A meta estabelecida como um dos Objetivos de Desenvolvimento do Milênio (ODMs) firmados entre o Brasil e a Organização das Nações Unidas (ONU) instituiu redução para até 33 óbitos para cada grupo de 100 mil bebês nascidos vivos. Para cumprir o acordo firmado com a ONU, o Ministério da Saúde teria que garantir uma diminuição de 28 óbitos nos próximos 3 anos. Isso significa prevenir, em média, 9,3 mortes de gestantes ao ano, o que, infelizmente, frente ao ritmo lento com que temos reduzido essas mortes, parece ser um grande desafio.

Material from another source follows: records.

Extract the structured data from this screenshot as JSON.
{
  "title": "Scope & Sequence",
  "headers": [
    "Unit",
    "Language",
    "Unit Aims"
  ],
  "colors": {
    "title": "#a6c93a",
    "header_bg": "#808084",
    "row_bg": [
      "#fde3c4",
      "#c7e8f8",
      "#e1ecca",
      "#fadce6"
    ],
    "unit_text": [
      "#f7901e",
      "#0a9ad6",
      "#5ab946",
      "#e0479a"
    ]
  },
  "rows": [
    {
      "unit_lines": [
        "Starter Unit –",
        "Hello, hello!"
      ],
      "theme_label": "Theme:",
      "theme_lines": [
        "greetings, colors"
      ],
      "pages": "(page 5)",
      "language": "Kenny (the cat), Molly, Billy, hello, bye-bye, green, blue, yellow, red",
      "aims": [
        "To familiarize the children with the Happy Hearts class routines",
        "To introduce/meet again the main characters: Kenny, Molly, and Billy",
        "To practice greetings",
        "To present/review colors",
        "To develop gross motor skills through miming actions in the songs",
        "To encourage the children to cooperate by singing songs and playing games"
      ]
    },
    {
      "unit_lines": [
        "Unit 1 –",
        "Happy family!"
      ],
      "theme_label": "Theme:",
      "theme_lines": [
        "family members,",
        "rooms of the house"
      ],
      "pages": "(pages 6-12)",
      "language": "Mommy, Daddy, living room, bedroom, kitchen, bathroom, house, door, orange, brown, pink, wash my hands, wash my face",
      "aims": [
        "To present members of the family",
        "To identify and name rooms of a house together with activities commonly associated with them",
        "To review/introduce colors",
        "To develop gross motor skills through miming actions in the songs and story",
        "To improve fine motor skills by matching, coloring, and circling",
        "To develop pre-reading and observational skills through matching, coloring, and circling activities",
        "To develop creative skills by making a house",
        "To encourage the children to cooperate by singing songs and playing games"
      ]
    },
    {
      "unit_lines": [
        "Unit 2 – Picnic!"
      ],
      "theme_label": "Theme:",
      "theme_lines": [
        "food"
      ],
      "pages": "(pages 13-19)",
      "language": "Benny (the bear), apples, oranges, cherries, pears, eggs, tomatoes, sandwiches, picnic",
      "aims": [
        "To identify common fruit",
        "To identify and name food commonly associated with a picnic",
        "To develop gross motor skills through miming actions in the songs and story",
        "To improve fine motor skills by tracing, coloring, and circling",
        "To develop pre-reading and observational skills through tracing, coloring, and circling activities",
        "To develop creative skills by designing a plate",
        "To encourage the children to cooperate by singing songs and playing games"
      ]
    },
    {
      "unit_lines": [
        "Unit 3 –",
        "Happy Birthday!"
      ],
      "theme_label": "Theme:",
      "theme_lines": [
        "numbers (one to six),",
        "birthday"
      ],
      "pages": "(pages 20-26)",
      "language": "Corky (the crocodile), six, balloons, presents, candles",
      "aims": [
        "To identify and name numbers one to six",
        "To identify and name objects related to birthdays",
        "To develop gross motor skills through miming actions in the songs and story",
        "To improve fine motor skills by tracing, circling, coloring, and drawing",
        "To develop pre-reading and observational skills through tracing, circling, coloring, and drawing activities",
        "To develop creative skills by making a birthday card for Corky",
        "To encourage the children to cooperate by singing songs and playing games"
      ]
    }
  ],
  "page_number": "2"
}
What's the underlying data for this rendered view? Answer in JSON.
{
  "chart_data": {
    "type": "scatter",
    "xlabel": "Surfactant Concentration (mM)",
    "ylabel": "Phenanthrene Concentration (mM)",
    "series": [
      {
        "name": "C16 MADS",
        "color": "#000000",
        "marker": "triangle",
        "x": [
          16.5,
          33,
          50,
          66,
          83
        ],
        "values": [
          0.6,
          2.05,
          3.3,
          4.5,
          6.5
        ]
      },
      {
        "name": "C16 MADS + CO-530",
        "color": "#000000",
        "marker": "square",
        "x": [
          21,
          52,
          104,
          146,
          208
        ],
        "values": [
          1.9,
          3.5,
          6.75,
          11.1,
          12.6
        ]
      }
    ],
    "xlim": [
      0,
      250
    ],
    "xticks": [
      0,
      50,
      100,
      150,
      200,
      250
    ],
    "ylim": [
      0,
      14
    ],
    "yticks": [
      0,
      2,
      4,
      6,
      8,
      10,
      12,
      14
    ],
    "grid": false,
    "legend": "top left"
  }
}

A Organização Pan-Americana da Saúde (OPAS) considera como “tolerável” uma taxa de mortalidade materna de 20 óbitos a cada 100 mil nascidos vivos. O atual índice do Brasil é três vezes maior.
Para superarmos esse problema é preciso garantir a universalização do acesso ao pré-natal às nossas gestantes, assim como um atendimento humanizado nos postos de saúde, onde essas mulheres começam a ter os primeiros cuidados necessários a uma gestação segura e saudável.
O Brasil está desafiado a cumprir o compromisso assumido. Em primeiro lugar, é necessária a definição clara de políticas públicas e a parte que toca a cada um dos entes federados. E, claro, complementarmente, o engajamento de toda a sociedade na proteção às mães, especialmente aquelas em situação de vulnerabilidade social.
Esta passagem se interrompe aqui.